Sparks raconte que son expérience professionnelle l'a amenée à écrire des contes destinés à éviter à d'autres jeunes de connaître les mêmes travers.[réf. souhaitée] De confession mormone, elle cherche à mettre en garde la jeunesse contre des risques sociaux dans des livres quelque peu moralisateurs et puritains.

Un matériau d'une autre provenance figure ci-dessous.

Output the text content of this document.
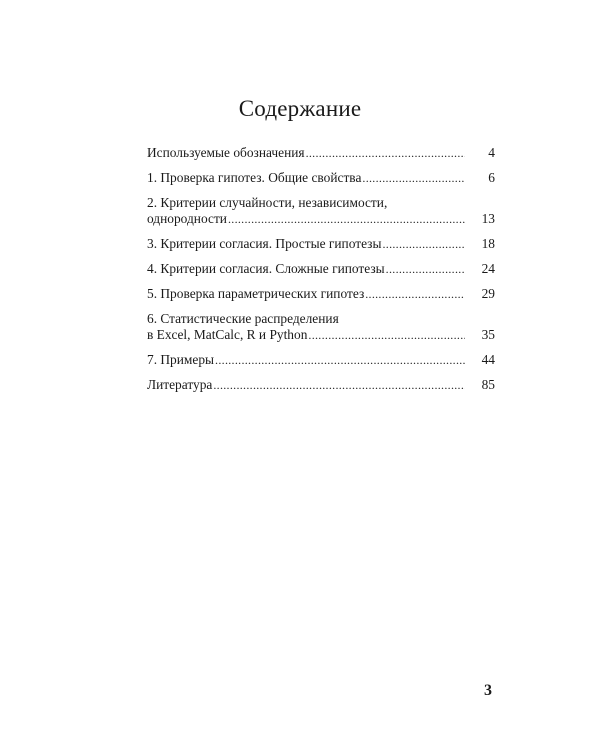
Содержание
Используемые обозначения .....	4
1. Проверка гипотез. Общие свойства .....	6
2. Критерии случайности, независимости,
однородности .....	13
3. Критерии согласия. Простые гипотезы .....	18
4. Критерии согласия. Сложные гипотезы .....	24
5. Проверка параметрических гипотез .....	29
6. Статистические распределения
в Excel, MatCalc, R и Python .....	35
7. Примеры .....	44
Литература .....	85
3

L'histoire[modifier | modifier le code]

Un soir, une jeune fille de quinze ans mal dans sa peau est invitée à une soirée. Au jeu "il court le furet" , elle ne le sait pas mais, dans dix des quatorze verres, il y a du LSD. C'est sa première prise de drogue, à son insu. Elle y prend goût et tout s'enchaîne très vite : elle se drogue de plus en plus souvent, développe une addiction, quitte ses parents, vend sa "came" et se retrouve presque à la rue. « Quand on a commencé, il n'y a plus de vie possible sans drogue, mais c'est une existence d'esclave. Et pourtant, je suis ravie d'y retourner. Heureuse ! Heureuse ! Ça n'a jamais été meilleur qu'hier soir. Chaque nouvelle fois est la meilleure ». Elle fera de nombreuses tentatives pour arrêter de se droguer, et finira dans un asile psychiatrique. Elle meurt trois semaines après avoir décidé d'arrêter d'écrire son journal (« Tout a été pour le mieux, je pense, d'une manière spéciale. Salut, à bientôt. »)

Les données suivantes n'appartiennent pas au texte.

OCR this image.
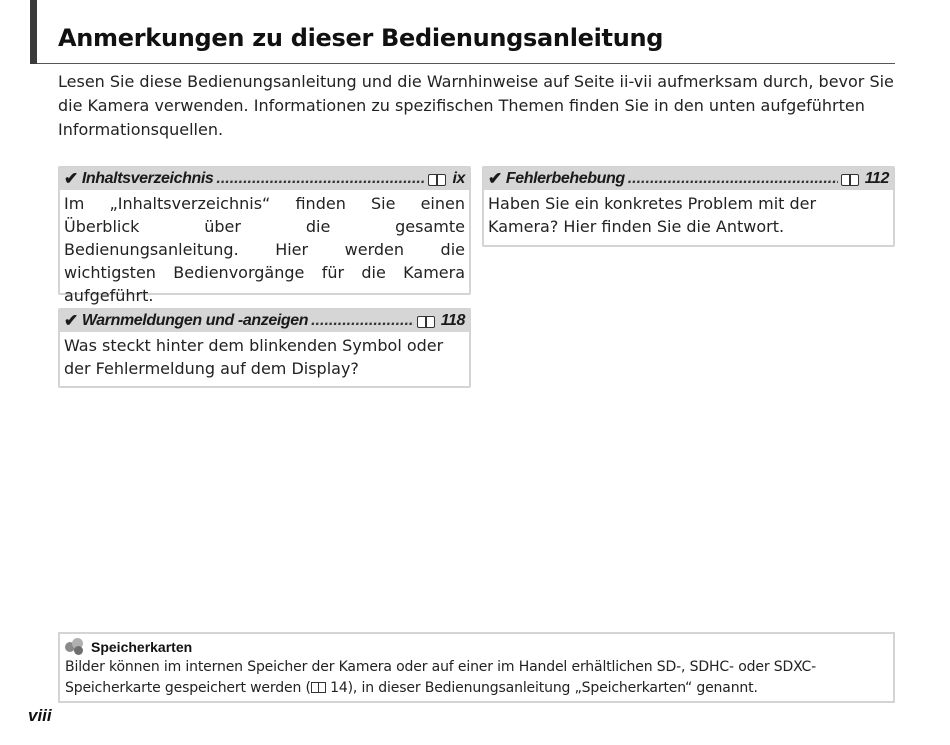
Anmerkungen zu dieser Bedienungsanleitung
Lesen Sie diese Bedienungsanleitung und die Warnhinweise auf Seite ii-vii aufmerksam durch, bevor Sie die Kamera verwenden. Informationen zu spezifischen Themen finden Sie in den unten aufgeführten Informationsquellen.
✔ Inhaltsverzeichnis .....	ix
Im „Inhaltsverzeichnis“ finden Sie einen Überblick über die gesamte Bedienungsanleitung. Hier werden die wichtigsten Bedienvorgänge für die Kamera aufgeführt.
✔ Fehlerbehebung .....	112
Haben Sie ein konkretes Problem mit der Kamera? Hier finden Sie die Antwort.
✔ Warnmeldungen und -anzeigen .....	118
Was steckt hinter dem blinkenden Symbol oder der Fehlermeldung auf dem Display?
Speicherkarten
Bilder können im internen Speicher der Kamera oder auf einer im Handel erhältlichen SD-, SDHC- oder SDXC-Speicherkarte gespeichert werden ( 14), in dieser Bedienungsanleitung „Speicherkarten“ genannt.
viii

Ce livre fascine la jeunesse d'aujourd'hui par sa façon de ne pas "interdire" la drogue, elle explique différents points de vues, d'un côté celui d'une adolescente qui se laisse entraîner dans la drogue, trouvant "excitant" ce milieu pourtant "dangereux" puisqu'elle a entendu dire des choses "vulgaires" sur le L.S.D. Pensant après son expérience que les gens qui ont écrit ces "choses vulgaires" "ne savaient manifestement pas de quoi ils parlaient", elle se dit "curieuse" d'essayer la "marie-jeanne". Ainsi débute la fin de son existence, se disant et se sentant vieille. Elle en vient à utiliser son corps pour avoir sa dose, comme d'autres personnes avant elle. Au cours de sa descente aux enfers, elle rencontre des gens autant en difficulté qu'elle.[réf. nécessaire]

D'autre part, ce livre montre à quel point il est difficile de sortir de l'emprise de la drogue[réf. nécessaire].